E o sistema aproveitará para fazer dele bode expiatório, não de imediato mas quando a oportunidade surgir, e não deixando de lembrar-lhe que até lá continua marcado pelo seu erro. Apenas uma das muitas maneiras que tem de reduzir os professores a uma atitude de humildade medíocre, na falsa segurança da barricada. Ora, o tal desabafo adveio duma situação complexa na qual o professor, indivíduo isolado, é apenas uma parte do problema.
Esta insensibilidade generalizada é revisitada colectivamente, numa cena particularmente chocante porém magistral, em que uma oportunidade de mostrar solidariedade material, no caso para com a família dum dos melhores alunos, dá lugar às boas intenções à volta duma taça de espumante, mas que não pagam nada.
Na verdade, o sistema de ensino, de tão desajustado e caduco, só seria tolerável com super-homens capazes de pô-lo em causa a partir de dentro, para torná-lo mais construtivo. Mas, perpetuado da maneira que é, vê-se que não dá saída: os professores recrutam-se em geral entre os que, quando eram alunos, se adaptavam muito bem ao sistema, eram "bem-comportados" — no fundo, estão entre a minoria que gosta da irrealidade do ambiente da escola, e cultiva-a.
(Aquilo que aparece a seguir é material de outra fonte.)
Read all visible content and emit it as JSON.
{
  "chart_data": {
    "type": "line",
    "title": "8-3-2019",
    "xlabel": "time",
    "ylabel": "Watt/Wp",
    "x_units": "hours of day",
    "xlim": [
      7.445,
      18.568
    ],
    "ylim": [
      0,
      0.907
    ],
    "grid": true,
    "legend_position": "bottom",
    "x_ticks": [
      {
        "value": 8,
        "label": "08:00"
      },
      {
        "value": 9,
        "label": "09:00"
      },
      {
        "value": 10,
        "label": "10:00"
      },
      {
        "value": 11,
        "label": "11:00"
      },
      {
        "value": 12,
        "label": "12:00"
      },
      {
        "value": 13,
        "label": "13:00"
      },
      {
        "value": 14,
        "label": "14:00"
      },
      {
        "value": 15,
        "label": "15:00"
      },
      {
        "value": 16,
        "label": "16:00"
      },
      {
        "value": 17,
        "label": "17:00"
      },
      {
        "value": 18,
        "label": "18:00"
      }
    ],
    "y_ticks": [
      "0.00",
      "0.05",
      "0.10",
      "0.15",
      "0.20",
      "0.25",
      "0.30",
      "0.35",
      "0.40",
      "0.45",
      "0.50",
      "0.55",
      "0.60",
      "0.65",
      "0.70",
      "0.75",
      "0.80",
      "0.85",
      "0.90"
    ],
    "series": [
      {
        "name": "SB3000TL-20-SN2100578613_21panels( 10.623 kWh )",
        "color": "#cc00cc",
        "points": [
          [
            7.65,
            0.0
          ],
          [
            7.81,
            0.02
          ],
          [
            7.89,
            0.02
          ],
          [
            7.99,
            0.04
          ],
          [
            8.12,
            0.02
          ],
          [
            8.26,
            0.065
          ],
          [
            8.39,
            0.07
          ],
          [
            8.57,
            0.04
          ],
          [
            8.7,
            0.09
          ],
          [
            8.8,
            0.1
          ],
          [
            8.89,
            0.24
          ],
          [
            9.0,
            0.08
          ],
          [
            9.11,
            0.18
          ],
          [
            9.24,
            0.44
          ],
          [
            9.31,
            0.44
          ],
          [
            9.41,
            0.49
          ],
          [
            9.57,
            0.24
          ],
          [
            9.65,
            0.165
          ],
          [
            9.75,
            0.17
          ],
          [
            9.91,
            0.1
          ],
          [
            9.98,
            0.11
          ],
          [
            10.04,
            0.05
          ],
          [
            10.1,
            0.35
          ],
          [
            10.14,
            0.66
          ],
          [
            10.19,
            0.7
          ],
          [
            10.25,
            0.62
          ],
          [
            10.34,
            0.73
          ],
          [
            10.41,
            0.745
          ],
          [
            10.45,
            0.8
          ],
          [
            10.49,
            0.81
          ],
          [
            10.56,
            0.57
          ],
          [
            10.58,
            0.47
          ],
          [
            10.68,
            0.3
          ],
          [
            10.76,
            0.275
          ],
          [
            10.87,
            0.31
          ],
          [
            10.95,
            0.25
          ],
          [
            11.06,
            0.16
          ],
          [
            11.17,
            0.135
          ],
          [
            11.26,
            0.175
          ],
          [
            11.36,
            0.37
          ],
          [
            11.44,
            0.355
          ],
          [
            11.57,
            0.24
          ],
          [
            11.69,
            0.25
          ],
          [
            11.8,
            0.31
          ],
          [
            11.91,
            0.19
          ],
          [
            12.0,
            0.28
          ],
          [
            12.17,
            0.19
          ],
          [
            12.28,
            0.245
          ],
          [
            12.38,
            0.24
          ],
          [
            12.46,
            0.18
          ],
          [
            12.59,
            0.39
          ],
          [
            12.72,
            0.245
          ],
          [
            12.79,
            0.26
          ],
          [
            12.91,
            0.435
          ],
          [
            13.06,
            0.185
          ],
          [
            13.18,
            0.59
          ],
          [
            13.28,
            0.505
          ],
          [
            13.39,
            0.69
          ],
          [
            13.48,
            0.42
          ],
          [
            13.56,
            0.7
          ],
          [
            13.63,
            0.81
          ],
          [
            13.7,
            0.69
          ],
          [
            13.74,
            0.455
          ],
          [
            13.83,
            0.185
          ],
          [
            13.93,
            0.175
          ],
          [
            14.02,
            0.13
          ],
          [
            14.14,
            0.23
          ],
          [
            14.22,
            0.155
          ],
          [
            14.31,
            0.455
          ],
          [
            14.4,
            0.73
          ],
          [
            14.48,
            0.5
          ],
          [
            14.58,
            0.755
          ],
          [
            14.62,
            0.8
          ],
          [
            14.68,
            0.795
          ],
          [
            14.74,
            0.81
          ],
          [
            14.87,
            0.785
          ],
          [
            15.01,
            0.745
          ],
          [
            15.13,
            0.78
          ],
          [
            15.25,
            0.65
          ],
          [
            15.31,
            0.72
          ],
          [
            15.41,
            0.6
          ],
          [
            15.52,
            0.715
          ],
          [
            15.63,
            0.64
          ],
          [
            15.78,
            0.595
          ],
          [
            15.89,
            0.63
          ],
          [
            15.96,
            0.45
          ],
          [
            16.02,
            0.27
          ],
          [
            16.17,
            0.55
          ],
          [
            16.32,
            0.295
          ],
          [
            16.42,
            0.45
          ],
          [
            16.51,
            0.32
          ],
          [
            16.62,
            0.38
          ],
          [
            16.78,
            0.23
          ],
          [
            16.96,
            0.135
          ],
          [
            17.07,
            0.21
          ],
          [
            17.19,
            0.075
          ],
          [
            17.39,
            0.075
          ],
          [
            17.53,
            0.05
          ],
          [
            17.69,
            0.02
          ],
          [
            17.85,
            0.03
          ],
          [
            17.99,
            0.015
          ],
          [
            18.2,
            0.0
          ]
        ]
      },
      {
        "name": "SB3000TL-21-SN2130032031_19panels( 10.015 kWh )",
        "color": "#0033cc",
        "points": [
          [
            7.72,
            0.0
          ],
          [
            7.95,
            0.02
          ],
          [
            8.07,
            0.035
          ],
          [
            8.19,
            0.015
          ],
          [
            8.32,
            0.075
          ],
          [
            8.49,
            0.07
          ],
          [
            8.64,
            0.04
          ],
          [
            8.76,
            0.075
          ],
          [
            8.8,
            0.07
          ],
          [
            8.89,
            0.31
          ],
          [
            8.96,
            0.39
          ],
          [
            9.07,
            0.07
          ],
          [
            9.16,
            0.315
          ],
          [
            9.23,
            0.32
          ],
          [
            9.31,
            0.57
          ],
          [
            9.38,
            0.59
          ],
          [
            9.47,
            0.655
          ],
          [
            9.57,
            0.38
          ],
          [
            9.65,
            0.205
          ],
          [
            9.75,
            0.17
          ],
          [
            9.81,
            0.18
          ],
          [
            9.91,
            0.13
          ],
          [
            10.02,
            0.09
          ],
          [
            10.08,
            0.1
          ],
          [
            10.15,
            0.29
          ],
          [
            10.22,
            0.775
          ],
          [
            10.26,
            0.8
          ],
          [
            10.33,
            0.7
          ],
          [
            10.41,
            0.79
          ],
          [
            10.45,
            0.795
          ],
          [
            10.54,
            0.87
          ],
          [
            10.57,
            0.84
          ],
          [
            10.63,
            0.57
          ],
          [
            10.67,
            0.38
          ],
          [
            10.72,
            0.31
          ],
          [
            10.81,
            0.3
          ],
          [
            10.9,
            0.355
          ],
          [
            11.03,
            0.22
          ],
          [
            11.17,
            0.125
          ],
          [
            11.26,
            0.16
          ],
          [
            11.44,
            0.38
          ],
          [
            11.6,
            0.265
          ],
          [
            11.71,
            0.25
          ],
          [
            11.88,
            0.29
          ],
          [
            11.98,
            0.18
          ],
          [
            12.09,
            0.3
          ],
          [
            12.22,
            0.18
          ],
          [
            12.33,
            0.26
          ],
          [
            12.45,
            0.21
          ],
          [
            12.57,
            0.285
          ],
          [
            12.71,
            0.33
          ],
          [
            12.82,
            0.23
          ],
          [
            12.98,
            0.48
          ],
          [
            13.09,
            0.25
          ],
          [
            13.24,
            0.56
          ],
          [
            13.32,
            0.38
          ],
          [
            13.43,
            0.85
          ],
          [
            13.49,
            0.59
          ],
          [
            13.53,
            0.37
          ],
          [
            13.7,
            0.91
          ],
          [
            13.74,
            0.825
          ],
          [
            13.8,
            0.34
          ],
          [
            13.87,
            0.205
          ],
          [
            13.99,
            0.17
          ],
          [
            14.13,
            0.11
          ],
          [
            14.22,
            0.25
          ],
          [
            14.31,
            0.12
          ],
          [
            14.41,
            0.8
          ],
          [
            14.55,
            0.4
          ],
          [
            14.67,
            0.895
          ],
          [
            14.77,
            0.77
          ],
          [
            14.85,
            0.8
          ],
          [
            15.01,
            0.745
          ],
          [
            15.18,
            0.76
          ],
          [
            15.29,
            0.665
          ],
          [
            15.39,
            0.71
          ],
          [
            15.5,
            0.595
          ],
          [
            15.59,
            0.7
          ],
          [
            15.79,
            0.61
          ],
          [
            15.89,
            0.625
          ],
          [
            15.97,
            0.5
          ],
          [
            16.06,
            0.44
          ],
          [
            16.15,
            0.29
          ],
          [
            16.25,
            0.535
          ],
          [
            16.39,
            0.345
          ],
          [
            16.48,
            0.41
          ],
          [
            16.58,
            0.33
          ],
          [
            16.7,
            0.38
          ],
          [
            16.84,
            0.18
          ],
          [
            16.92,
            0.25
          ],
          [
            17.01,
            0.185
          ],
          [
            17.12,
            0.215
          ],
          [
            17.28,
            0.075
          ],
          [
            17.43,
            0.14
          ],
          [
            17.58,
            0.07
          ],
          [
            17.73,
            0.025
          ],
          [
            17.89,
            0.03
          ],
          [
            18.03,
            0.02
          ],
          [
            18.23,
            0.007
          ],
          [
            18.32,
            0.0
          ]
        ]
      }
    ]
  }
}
A inércia do sistema, auxiliada pelo lastro da cobardia nos dirigentes, do comodismo em todos, e da geral alienação na sociedade em geral, começando pelos pais, é o que prevalece. Os paralelos com a perpetuação do Estado e do sistema financeiro são óbvios. Todos sabem que o ensino teria de mudar para voltar a ser um bem de todos, mas todos (alunos, professores, dirigentes), quando lhes toca a vez de saírem da escola, só querem é esquecer. E no meio disso, o que há décadas atrás se cumpria meramente com um encolher de ombros, agora vive cada vez mais em sobressalto.
É um sistema que se afirma por vários níveis de autoritarismo que, como defendo acima, são postos em causa não só por factores "extra-muros", mas sobretudo pelo que acontece "entre muros". E todos são vítimas, alunos, professores, sociedade — esta última, porque teria a ganhar imenso com um bom sistema de ensino, mesmo que massificado, mas bom. E a tónica de bondade implica não haver autoritarismos nem muros (materiais ou outros), implica estar alerta a todos os sinais, implica amor. Com a capacidade de pedir perdão, e a capacidade de perdoar.
Tudo isto decorre à margem da recente guerra da avaliação de professores, mais uma preversidade do sistema de ensino. O mal é mais profundo, o ministério limita-se a fazê-lo mais evidente.